Hamilton’s new venture has sparked a mixed reaction on social media, dividing those who support her efforts from others who believe that she’s being racially discriminatory. Some are hailing the move for its attempt to address the stubborn lack of diversity in venture capital funding.

Others are decrying the new fund’s exclusion of whites. Hamilton, who has been a staunch and unapologetic champion of underserved entrepreneurs for years, including women, people of color, and LGBTQ founders, seems unfazed by any of the outside responses, writes Black enterprise.

“When you talk to a group of White, affluent male investors and tell them you’re investing in women of color, the first thing that comes out is, `Oh that’s really nice of you. That’s a great mission.’ They immediately correlate us to needing a helping hand,” she said in an interview with Fortune several months ago. “This is not that.”

In 2017, female founders received only 2.2 percent of the $85 billion invested by venture capitalists, according to PitchBook data. The prospects are even worse for women of color: A study by First Round Capital suggested that in 2015, a mere 0.2 percent of all funding went to companies run by women of color.

“I noticed it was the land of opportunity, but not for everyone,” Hamilton told TechCrunch’s Megan Rose Dickey in 2017. “It just dawned on me one day: If I can’t get these investors to take some of the founders seriously just because they don’t look like the last person they invested in, then maybe I should just try to put together some money and make those decisions myself.”

She added, “Black women have had to make due with far less for centuries,” Hamilton said.

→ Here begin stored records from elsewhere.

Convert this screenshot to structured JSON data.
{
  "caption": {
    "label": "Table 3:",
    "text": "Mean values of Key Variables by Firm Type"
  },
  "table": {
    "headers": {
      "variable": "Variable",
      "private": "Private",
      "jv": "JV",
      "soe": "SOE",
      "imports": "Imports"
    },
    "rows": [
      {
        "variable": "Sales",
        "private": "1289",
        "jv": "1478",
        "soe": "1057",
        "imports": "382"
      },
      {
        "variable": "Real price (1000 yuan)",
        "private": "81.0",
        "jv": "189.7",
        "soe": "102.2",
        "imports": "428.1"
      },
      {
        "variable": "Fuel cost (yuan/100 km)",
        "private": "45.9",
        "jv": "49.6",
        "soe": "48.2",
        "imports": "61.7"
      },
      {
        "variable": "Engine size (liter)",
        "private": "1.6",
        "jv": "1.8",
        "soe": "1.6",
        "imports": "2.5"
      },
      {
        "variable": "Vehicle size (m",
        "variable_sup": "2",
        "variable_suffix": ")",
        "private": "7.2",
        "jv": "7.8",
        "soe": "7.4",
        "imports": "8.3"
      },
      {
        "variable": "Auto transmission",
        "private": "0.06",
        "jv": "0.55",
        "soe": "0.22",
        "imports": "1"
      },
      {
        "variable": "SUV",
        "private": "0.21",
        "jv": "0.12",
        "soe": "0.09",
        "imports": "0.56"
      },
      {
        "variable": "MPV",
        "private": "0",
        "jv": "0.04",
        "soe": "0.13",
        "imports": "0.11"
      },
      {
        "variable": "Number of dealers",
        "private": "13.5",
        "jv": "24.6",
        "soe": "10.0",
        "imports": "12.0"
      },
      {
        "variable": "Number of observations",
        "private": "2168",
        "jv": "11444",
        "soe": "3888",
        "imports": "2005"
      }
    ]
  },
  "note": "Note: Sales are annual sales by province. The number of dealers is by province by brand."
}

The number of businesses owned by African American women grew 322 percent since 1997, making Black females the fastest growing group of entrepreneurs in the U.S.

Overall, the number of women-owned businesses grew by 74 percent between 1997 and 2015—a rate that’s 1.5 times the national average, according to the recently published “2015 State of Women-Owned Businesses Report” commissioned by American Express Open. Women now own 30 percent of all businesses in the U.S., accounting for some 9.4 million firms. And African American women control 14 percent of these companies, or an estimated 1.3 million businesses. That figure is larger than the total number of firms owned by all minority women in 1997, the report found.

“The only bright spot in recent years with respect to privately-held company job growth has been among women-owned firms,” according to the report. These businesses have added an estimated 340,000 jobs to the economy since 2007, while employment at companies owned by men (or with equally shared ownership) has declined.